Increasingly public sector managers and politicians are not turning to outsourcing as the silver bullet to address the extreme budget pressures that they face. There are many reasons for this including inertia and an ideological resistance in a minority of cases. For others the reasons are more rational. Some see mixed evidence of the effectiveness of outsourcing (a matter that the new APG must address). There is also a view that the procurement process is lengthy and expensive – in direct financial terms and in the opportunity costs of executive time.  For others there is a concern that long term outsourcing contracts are inflexible and will lock up further tranches of their budgets at a time when they require financial elasticity.

Many of the traditional applications of outsourcing in the public sector have applied to ‘back‑office’ support and transactional services and whilst any savings in these activities is to be welcomed they represent a small proportion of the total savings required given the government’s public expenditure plans and cuts. The significant areas of expenditure in local government, for example, are in children’s and adult services, not support services. Traditional outsourcing is unlikely to offer the necessary savings in these key services and anyway most adult social care is provided already by the private and third sectors.
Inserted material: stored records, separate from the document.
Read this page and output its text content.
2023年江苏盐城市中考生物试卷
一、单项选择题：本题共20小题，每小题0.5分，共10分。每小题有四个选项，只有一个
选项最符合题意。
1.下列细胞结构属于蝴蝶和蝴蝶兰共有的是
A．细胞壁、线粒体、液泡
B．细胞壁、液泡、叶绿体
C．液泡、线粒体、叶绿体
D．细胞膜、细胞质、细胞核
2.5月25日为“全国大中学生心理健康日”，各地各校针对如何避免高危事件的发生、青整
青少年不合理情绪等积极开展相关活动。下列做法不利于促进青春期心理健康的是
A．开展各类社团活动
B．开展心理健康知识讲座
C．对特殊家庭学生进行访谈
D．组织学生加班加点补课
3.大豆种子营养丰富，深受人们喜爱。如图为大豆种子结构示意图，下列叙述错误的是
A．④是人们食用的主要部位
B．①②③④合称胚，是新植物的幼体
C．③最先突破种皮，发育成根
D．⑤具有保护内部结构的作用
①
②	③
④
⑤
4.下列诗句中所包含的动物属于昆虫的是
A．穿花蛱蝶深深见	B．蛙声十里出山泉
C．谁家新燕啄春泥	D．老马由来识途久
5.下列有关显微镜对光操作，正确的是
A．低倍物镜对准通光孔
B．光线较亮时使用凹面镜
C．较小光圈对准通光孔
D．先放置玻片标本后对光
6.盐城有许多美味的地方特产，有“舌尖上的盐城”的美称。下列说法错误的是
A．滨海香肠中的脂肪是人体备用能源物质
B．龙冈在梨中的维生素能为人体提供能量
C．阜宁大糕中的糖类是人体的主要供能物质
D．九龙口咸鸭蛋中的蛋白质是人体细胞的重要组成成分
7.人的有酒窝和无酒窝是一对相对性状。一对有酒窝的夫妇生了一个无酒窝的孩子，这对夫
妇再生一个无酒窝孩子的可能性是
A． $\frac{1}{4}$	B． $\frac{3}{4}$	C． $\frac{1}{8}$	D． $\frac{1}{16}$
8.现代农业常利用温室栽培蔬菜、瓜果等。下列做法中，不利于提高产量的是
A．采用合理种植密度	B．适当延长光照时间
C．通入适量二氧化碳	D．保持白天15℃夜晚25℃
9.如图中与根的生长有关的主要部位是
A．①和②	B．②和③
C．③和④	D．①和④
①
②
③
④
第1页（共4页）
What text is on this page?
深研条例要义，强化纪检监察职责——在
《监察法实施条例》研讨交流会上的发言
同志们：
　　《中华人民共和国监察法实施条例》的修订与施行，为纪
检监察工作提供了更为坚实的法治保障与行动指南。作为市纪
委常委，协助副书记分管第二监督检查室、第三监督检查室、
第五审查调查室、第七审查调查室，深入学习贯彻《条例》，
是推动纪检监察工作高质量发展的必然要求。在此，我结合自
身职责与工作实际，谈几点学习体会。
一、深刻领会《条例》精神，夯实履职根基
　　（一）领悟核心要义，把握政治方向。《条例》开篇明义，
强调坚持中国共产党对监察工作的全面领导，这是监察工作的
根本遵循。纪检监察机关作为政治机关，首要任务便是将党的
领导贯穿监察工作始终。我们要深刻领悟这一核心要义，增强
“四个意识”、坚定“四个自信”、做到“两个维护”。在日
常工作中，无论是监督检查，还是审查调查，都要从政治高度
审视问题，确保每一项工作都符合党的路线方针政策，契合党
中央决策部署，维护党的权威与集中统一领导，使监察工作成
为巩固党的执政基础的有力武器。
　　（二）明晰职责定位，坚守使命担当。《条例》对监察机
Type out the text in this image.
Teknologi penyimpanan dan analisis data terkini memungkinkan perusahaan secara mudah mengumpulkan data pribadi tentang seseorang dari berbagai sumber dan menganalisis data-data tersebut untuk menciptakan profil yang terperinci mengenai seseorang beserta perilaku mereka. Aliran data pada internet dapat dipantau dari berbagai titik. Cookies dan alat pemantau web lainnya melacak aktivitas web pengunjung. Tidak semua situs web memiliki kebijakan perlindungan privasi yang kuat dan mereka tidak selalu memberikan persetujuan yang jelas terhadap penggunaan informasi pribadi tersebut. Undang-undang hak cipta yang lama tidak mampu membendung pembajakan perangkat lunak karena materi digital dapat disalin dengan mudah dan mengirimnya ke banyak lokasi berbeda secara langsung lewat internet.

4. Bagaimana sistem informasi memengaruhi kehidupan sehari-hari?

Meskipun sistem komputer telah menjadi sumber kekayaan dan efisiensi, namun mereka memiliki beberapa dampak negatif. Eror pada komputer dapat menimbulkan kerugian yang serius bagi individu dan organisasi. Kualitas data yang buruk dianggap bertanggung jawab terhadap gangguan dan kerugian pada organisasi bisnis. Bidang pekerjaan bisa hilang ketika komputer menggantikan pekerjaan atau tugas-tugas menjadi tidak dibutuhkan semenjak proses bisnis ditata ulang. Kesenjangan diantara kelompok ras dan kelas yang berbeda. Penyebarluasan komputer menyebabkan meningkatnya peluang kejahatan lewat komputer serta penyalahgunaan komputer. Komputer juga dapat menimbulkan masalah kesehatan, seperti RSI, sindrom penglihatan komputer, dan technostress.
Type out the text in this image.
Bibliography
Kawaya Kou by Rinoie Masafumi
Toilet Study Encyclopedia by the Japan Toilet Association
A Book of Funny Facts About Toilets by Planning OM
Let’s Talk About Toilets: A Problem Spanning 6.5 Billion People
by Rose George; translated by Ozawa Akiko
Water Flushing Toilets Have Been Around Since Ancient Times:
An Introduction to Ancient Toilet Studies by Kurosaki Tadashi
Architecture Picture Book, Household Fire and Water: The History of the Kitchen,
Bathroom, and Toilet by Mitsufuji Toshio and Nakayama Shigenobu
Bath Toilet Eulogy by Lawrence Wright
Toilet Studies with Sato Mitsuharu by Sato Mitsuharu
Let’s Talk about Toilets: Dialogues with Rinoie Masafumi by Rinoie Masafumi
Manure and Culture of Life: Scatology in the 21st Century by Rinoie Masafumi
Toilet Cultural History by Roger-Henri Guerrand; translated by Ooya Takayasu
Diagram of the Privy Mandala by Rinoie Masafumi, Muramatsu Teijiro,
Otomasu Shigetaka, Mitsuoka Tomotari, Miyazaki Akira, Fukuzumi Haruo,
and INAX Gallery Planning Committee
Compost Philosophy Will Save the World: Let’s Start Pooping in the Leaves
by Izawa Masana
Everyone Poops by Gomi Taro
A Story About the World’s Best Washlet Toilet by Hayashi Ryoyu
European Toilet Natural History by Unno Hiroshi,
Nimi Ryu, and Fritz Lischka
The public sector wants a new relationship with the private sector and indeed with the third sector – though the NOA Group will be primarily concerned with the private sector outsourcing industry. It is looking for genuine sharing of risk and reward; for profit share; open book accounting and transparency of financial and operational performance; and flexibility in contracts to reflect uncertainty and the almost certain future changes in most public services. It may also be seeking investment to enable change to occur and contracts based on payment for long‑term results linked to wider social goals. There is a political consensus to build the capacity and delivery capability of the third, voluntary, community and social enterprise sectors. Public sector clients are looking to private sector partners to support and facilitate these developments but are outsourcers ready and able to respond?

The agenda for this new APG can be very exciting and interesting or it could fall into the trap promoted by too many in the outsourcing industry of saying that more traditional outsourcing is the answer to whatever question the public sector poses especially the challenge of dramatically reducing public expenditure.

Outsourcing has progressed over the last few decades both in terms of contractual models and public service areas to which it is applied. These are dynamic processes and likely to continue to evolve. However, a radical revolution not evolution is now required.

The Outsourcing APG should turn its early attention to the issue of evidence of effectiveness and analysis of the models available but then quickly move to address issues such as

  • contracting for social outcomes and wider public value not simply better service delivery
  • flexible contracts and incentives for innovation
  • the enablement of localism and personalisation when services are outsourced
  • genuine risk and reward sharing between outsourcers, public sector clients and providers
  • improving procurement to make it quicker, cheaper, more effective and more accountable
  • strengthening staff and trade union involvement in procurement processes
  • ensuring full transparency and accountability of provider and commissioner when public services are outsourced
  • new forms of investment including social investment and how they can compliment outsourcing
  • the role of social investment for outcomes
  • the role of outsourcing firms as service integrators involving SMEs, third and social enterprise sector organisations in service delivery; and in building their capacity
  • ensuring that staff terms and conditions are protected when services are outsourced and staff can share the commercial gains of outsourcing companies

This list of issues to be addressed is not exhaustive but we have to break away from the mould of arrogant outsourcers stating that bigger easier contracts are what the public sector needs. They almost certainly are not what is required.  The private sector is perhaps more challenged by the contemporary agenda than the public sector – and it has no divine right to contracts.

Martyn Hart and NAO have taken an initiative which we should applaud but only if it is ready to offer some real challenge. Otherwise the APG will not fulfil its potential and it will not serve the public interest.

The reality in the public sector is far less who will provide public services than how they can and will be funded.

Therefore, reading the recent PF Opinion articles from Martyn Hart, Tom Symons, Mark Hellowell and Paul O’Brien, and reflecting on the Open Public Services White Paper I am struck by how much attention is given to who provides public services rather than their purpose and funding.

We must not allow ourselves to be caught up in the wrong debates and fail to address the contemporary needs of the public and the public sector acting on its behalf. The new All Part Group on Outsourcing must be mindful of this imperative.